C’est vrai, on a déjà des tas de raisons d’être abattus, depuis des mois voire quelques années, ce n’est pas pour en entendre encore d’autres, des mauvaises nouvelles. Il y en a un peu plus, je vous les mets quand même ? Vous croyez que c’est raisonnable ? Allez, allez, ne vous faites pas prier ! Bon d’accord, je prends mais c’est bien pour vous faire plaisir. Parce que moi, vous savez, c’est déjà assez difficile comme ça. J’ai déjà du mal à gérer les non-augmentations de salaire depuis le 1er août 2006. À l’époque, on m’avait gratifié de cinq centimes de mieux chaque mois. Si, si. Je vous le jure. Et depuis, bernique, que chi et nada que dalle. Alors, vous comprenez que j’ai appris à faire avec, à gérer autant d’argent mais ce n’est pas facile d’avoir des gros revenus réguliers subitement. On peut être surveillé par des envieux qui pourraient vous en vouloir et vous agresser pour partager le gâteau avec vous. Alors, déjà ça, c’est un gros point. Mais si en plus, vous y ajoutez quelques soucis de santé récurrents, pas graves, mais bon, à force, il y a toujours une goutte qui est prête à casser la cruche.
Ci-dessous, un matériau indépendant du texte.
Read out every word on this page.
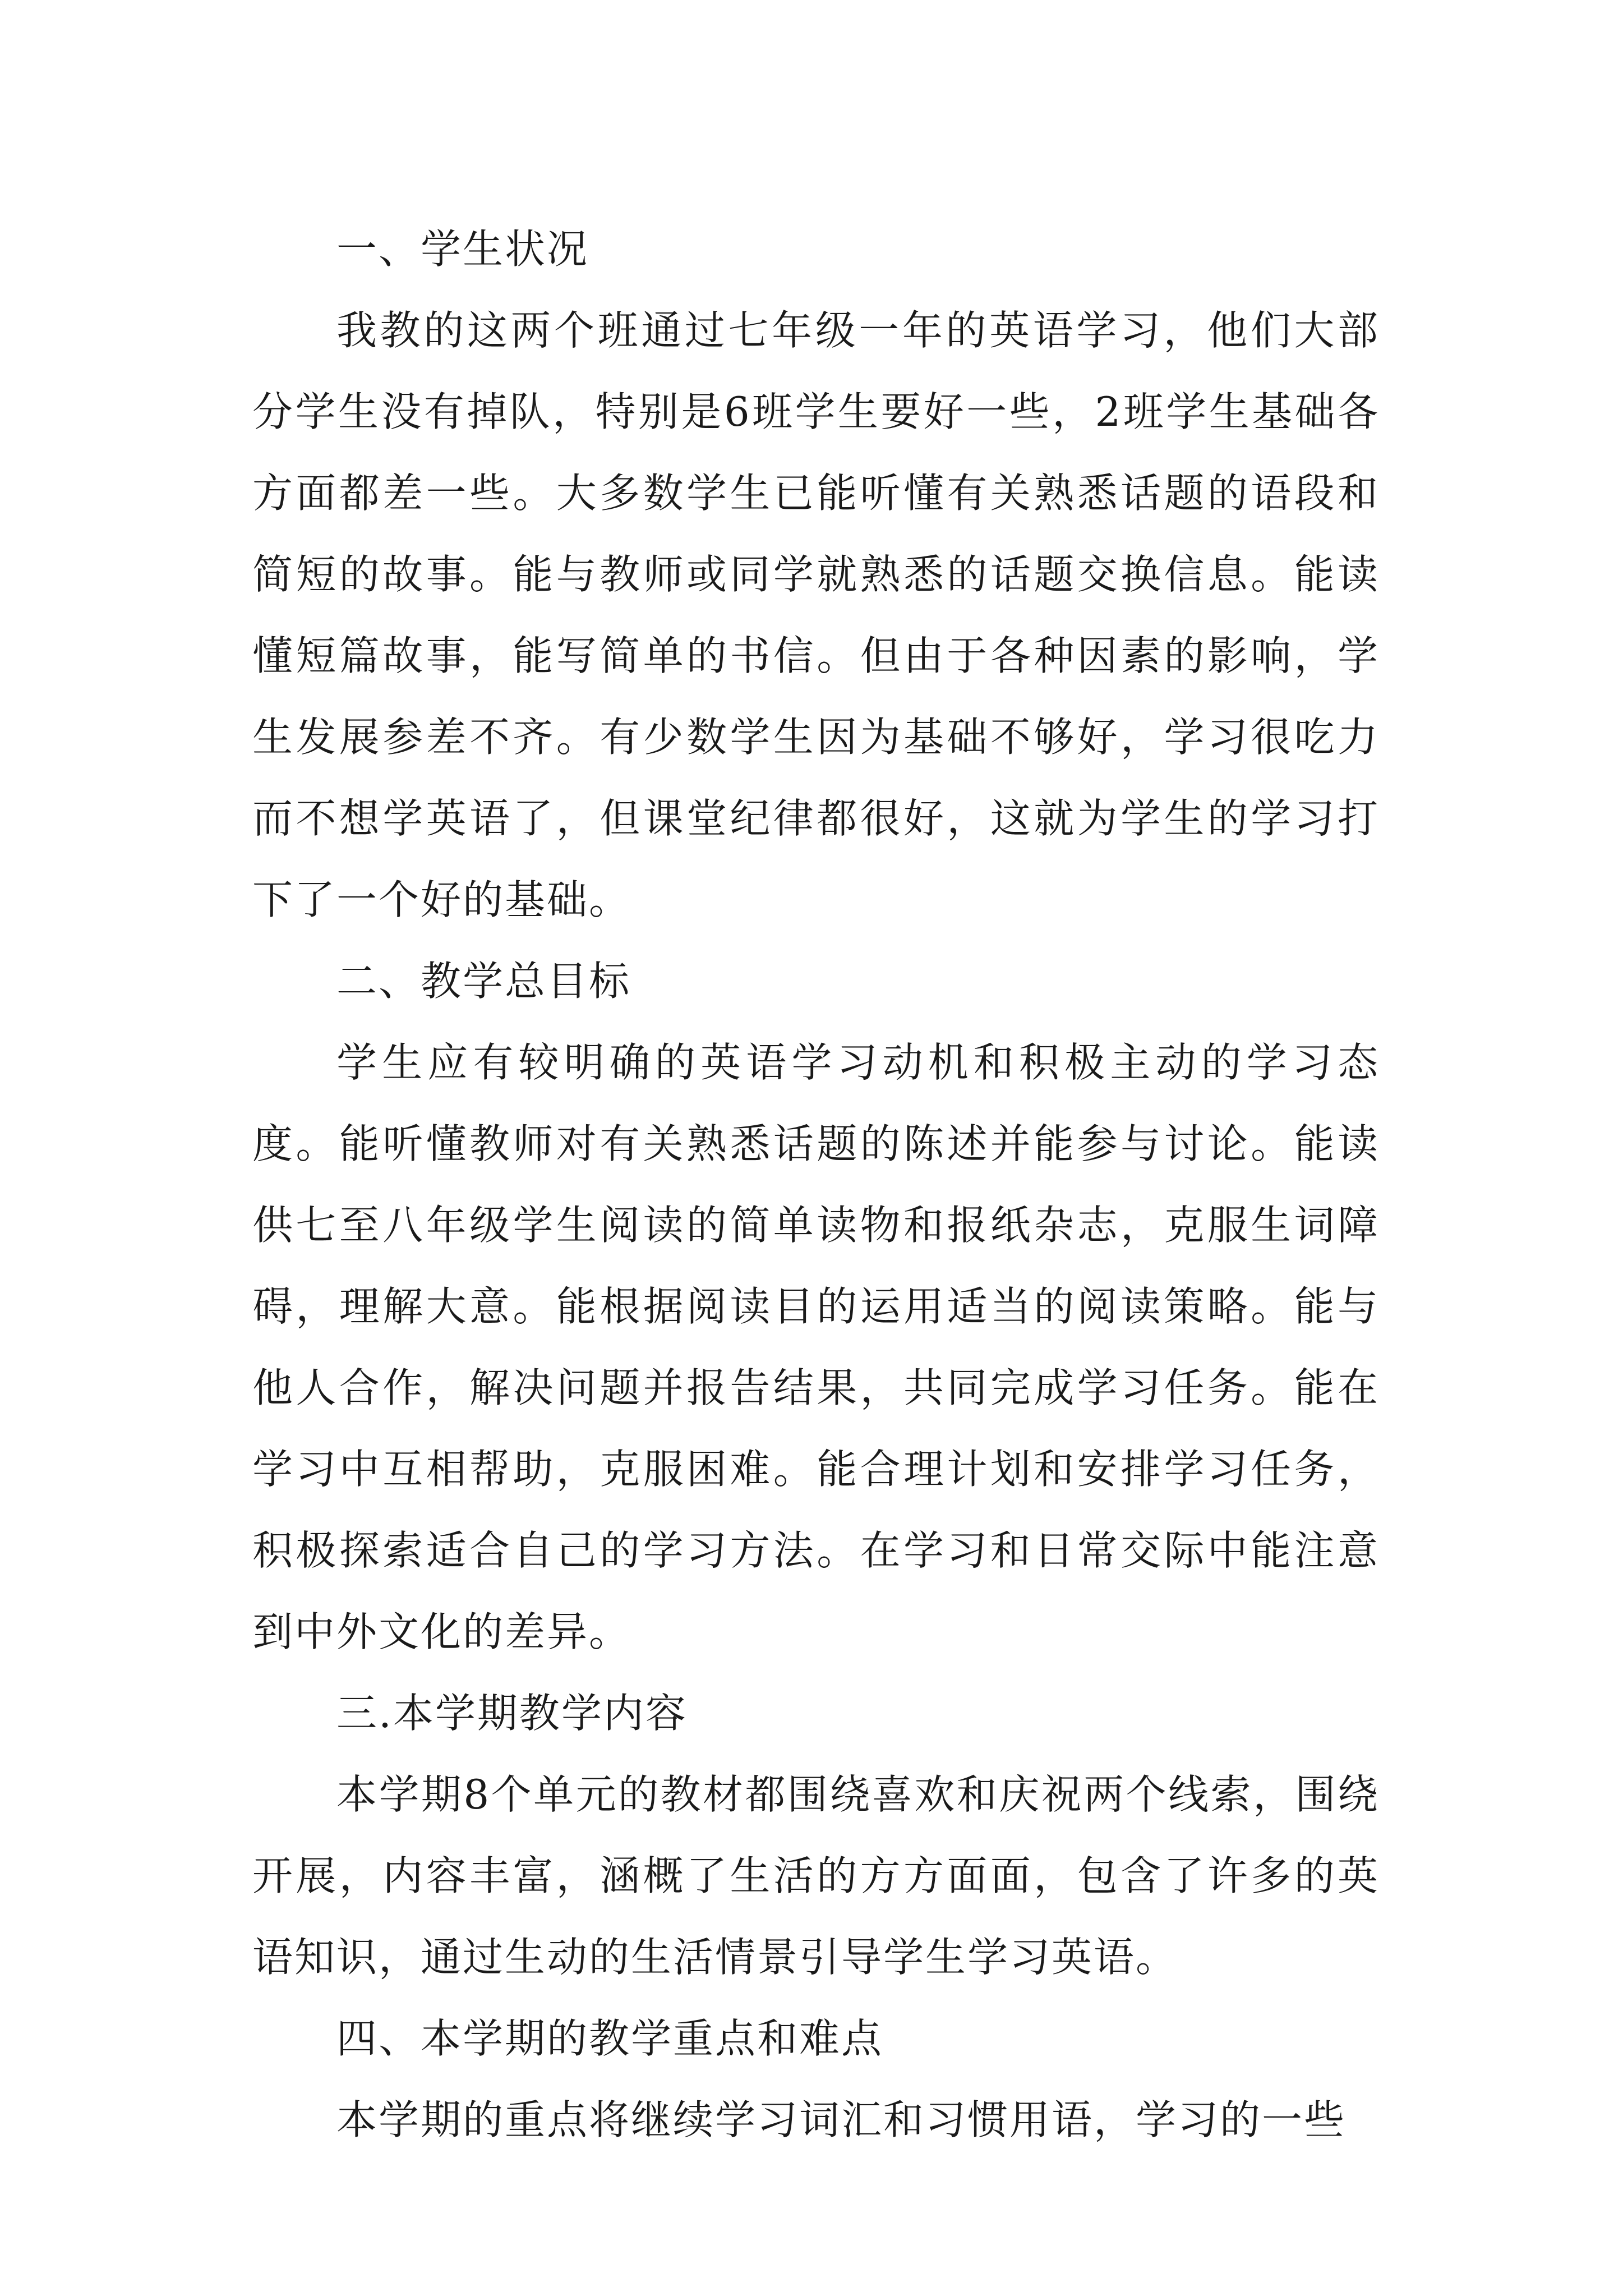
一、学生状况

我教的这两个班通过七年级一年的英语学习，他们大部分学生没有掉队，特别是6班学生要好一些，2班学生基础各方面都差一些。大多数学生已能听懂有关熟悉话题的语段和简短的故事。能与教师或同学就熟悉的话题交换信息。能读懂短篇故事，能写简单的书信。但由于各种因素的影响，学生发展参差不齐。有少数学生因为基础不够好，学习很吃力而不想学英语了，但课堂纪律都很好，这就为学生的学习打下了一个好的基础。

二、教学总目标

学生应有较明确的英语学习动机和积极主动的学习态度。能听懂教师对有关熟悉话题的陈述并能参与讨论。能读供七至八年级学生阅读的简单读物和报纸杂志，克服生词障碍，理解大意。能根据阅读目的运用适当的阅读策略。能与他人合作，解决问题并报告结果，共同完成学习任务。能在学习中互相帮助，克服困难。能合理计划和安排学习任务，积极探索适合自己的学习方法。在学习和日常交际中能注意到中外文化的差异。

三.本学期教学内容

本学期8个单元的教材都围绕喜欢和庆祝两个线索，围绕开展，内容丰富，涵概了生活的方方面面，包含了许多的英语知识，通过生动的生活情景引导学生学习英语。

四、本学期的教学重点和难点

本学期的重点将继续学习词汇和习惯用语，学习的一些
Ajoutez à ça la situation du pays, sa politique, les résultats des dernières élections…

Je vous le dis, on en a déjà assez sur les épaules comme ça. Alors si on peut éviter d’en ajouter, même pas grand-chose. Il suffirait de presque rien pour que ça fasse déborder le soliflore. Autant vous dire que je n’avais pas besoin de ça, que les français n’avaient pas besoin de ça mais je crois que c’est bien trop tard, le pire est à craindre dans les jours à venir. L’angoisse absolue nous guette et ne tardera peut-être pas à nous tomber dessus sans qu’on n’y puisse rien. L’oppression sera bientôt à son comble. Faisant oublier les millions de chômeurs, les impôts pas toujours bien répartis, les maladies incurables, les handicaps pas faciles à vivre au quotidien, les deuils insurmontables, les crises financières, la B.N.P., les dealers de drogue, la jeunesse alcoolisante, la montée du Front National et j’en passe. Faites des réserves, on ne sait jamais car ce qui nous attend est probablement pire qu’un cyclone ou un ouragan à la Réunion. C’est vrai ça, Franck Ribéry ira-t-il au Brésil ou non. Je vous le jure, à la radio, la présentatrice a dit que c’était une question qui oppressait tout le pays.